PS: I don’t really know what a professional actor is anymore! Gunter was introduced to me by an English friend in LA. Tim, who had been a Green Jacket. I felt he was testing me because he knew I had worked with very violent men in prisons and he wanted to see how I would cope without guards around me. The irony was that Gunter, far from being violent, was one of the most sensitive people I have ever met. Enormously powerful but extraordinarily sensitive. His behaviour was about 200% professional and he was superb to work with.
MG: Who wrote the script and was any of it developed through improvisation?
PS: We, all three of us (Alice, Gunter and me), wrote it. Alice and Gunter wrote their own parts and I wrote the bridging stuff. There was very little improvisation but masses of research. Alice researched the whole triage-war aspect and Gunter had a lifetime of experience in all aspects of his character, as a K1 fighter, a mercenary, and an elite Austrian High Alps Ski Commando. Although he wasn’t involved in the Balkans, he certainly knew many soldiers and mercenaries who were and saw action in many other places.
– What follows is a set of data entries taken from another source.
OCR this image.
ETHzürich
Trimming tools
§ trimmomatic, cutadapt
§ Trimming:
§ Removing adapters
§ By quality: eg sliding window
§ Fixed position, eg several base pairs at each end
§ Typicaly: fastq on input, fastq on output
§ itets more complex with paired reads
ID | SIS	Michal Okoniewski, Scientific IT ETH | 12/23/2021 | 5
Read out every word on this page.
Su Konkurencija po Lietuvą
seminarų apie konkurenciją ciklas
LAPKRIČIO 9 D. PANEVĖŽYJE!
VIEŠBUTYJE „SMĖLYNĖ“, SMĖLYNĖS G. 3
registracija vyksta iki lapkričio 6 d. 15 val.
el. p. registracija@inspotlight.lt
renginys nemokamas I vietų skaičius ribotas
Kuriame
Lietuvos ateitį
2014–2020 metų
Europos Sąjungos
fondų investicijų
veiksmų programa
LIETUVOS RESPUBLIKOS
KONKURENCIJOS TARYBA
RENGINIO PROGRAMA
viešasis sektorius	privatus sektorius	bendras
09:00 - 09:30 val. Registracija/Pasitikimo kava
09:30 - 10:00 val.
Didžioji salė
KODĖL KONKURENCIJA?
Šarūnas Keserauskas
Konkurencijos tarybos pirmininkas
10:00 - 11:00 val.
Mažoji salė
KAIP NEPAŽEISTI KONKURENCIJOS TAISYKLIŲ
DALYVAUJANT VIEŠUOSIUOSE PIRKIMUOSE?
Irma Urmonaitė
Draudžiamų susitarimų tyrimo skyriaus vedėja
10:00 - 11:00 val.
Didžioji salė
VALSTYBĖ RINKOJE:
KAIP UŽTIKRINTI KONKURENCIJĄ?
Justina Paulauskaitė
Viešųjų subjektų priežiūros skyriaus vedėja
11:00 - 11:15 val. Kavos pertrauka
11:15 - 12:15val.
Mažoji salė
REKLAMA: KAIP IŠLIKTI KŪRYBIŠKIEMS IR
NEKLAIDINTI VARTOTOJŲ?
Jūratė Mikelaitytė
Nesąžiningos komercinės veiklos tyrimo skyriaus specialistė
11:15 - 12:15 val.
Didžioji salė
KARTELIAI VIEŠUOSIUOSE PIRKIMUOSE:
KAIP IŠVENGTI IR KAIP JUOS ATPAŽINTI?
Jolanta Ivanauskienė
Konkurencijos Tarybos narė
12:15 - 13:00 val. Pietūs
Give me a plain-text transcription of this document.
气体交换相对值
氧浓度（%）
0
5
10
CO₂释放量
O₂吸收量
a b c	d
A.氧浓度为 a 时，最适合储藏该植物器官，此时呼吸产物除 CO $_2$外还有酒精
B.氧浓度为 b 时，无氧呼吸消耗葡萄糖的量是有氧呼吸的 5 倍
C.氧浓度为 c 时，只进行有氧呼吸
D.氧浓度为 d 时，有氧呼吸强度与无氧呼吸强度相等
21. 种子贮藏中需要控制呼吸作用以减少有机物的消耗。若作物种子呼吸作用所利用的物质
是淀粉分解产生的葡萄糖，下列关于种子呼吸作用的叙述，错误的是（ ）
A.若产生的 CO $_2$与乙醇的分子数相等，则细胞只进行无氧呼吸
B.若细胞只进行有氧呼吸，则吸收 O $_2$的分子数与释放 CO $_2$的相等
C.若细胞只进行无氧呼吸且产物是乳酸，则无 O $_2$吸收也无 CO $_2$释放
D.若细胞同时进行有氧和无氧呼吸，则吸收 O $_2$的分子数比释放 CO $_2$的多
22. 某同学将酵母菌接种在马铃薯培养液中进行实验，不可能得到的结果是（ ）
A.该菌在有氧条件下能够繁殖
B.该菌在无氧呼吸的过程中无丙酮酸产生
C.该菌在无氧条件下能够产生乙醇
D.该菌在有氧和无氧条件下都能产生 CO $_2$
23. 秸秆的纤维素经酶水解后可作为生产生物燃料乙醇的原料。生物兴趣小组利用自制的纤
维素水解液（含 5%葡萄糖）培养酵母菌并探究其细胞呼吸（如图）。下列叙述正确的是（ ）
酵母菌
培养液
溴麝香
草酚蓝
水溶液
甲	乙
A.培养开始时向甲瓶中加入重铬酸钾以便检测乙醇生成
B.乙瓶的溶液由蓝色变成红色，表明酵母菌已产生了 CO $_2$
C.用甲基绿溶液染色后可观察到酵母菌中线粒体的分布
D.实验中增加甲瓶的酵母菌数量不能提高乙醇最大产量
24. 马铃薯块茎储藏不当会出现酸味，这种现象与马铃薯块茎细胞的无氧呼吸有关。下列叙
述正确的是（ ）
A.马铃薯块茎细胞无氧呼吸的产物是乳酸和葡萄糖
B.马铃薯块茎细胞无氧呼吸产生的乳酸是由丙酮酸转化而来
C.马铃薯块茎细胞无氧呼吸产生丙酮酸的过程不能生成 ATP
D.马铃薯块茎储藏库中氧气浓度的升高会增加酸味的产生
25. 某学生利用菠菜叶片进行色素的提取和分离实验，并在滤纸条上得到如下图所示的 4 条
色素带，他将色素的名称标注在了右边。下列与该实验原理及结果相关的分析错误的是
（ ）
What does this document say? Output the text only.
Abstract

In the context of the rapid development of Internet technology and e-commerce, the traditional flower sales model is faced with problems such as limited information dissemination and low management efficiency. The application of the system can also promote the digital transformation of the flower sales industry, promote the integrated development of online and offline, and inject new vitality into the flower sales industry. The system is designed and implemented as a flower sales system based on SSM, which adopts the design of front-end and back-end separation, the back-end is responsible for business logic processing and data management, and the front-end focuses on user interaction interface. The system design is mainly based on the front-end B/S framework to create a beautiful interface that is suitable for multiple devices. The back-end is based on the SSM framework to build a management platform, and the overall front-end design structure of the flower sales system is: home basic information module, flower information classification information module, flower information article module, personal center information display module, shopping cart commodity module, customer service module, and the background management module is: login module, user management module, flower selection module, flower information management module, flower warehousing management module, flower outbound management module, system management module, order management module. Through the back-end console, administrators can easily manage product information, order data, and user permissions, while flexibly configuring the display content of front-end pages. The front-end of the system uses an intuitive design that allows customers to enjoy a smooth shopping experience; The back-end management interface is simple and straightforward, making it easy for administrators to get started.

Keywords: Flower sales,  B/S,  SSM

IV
I screened the film for close soldier friends — Special Boat Service, Grenadiers, etc. They all vouched for the veracity of the piece.
AK: Paul is very modest about his contribution. The story and its structure was his idea and he suggested Gunter and I each write/create our characters and he wove what we created into the whole.
MG: The concept of Yin and Yang is central to your work and that of duality, especially in terms of seemingly opposing forces that are actually interconnected. How is the idea of bright and dark, of female and male, realised in the film?
PS: The Healer and The Fighter.MG: What do you both consider to be the main themes?
PS: Senseless brutality and the reality of healing.
AK: An exploration of the devastating damage caused by war in the lives of two individuals and, most importantly, the possibility of healing and redemption.
MG: Did you self-finance the film?
PS: I’m not sure I can look at it in those terms. We had bought the equipment for Caesar and were waiting to set off to South Africa with it. I come from a theatrical background and the most natural thing is simply to ‘do it’! Neither Alice nor I like the whole hawking around thing. We were offered the money for Caesar but the strings that would have come with it made the idea of working ‘under somebody’ untenable. We set out to do our own work in our own way. And that’s what we did.
AK: As Paul says, we had the equipment and this was a story we all wanted to tell, so we did it on a co-operative and profit-share basis.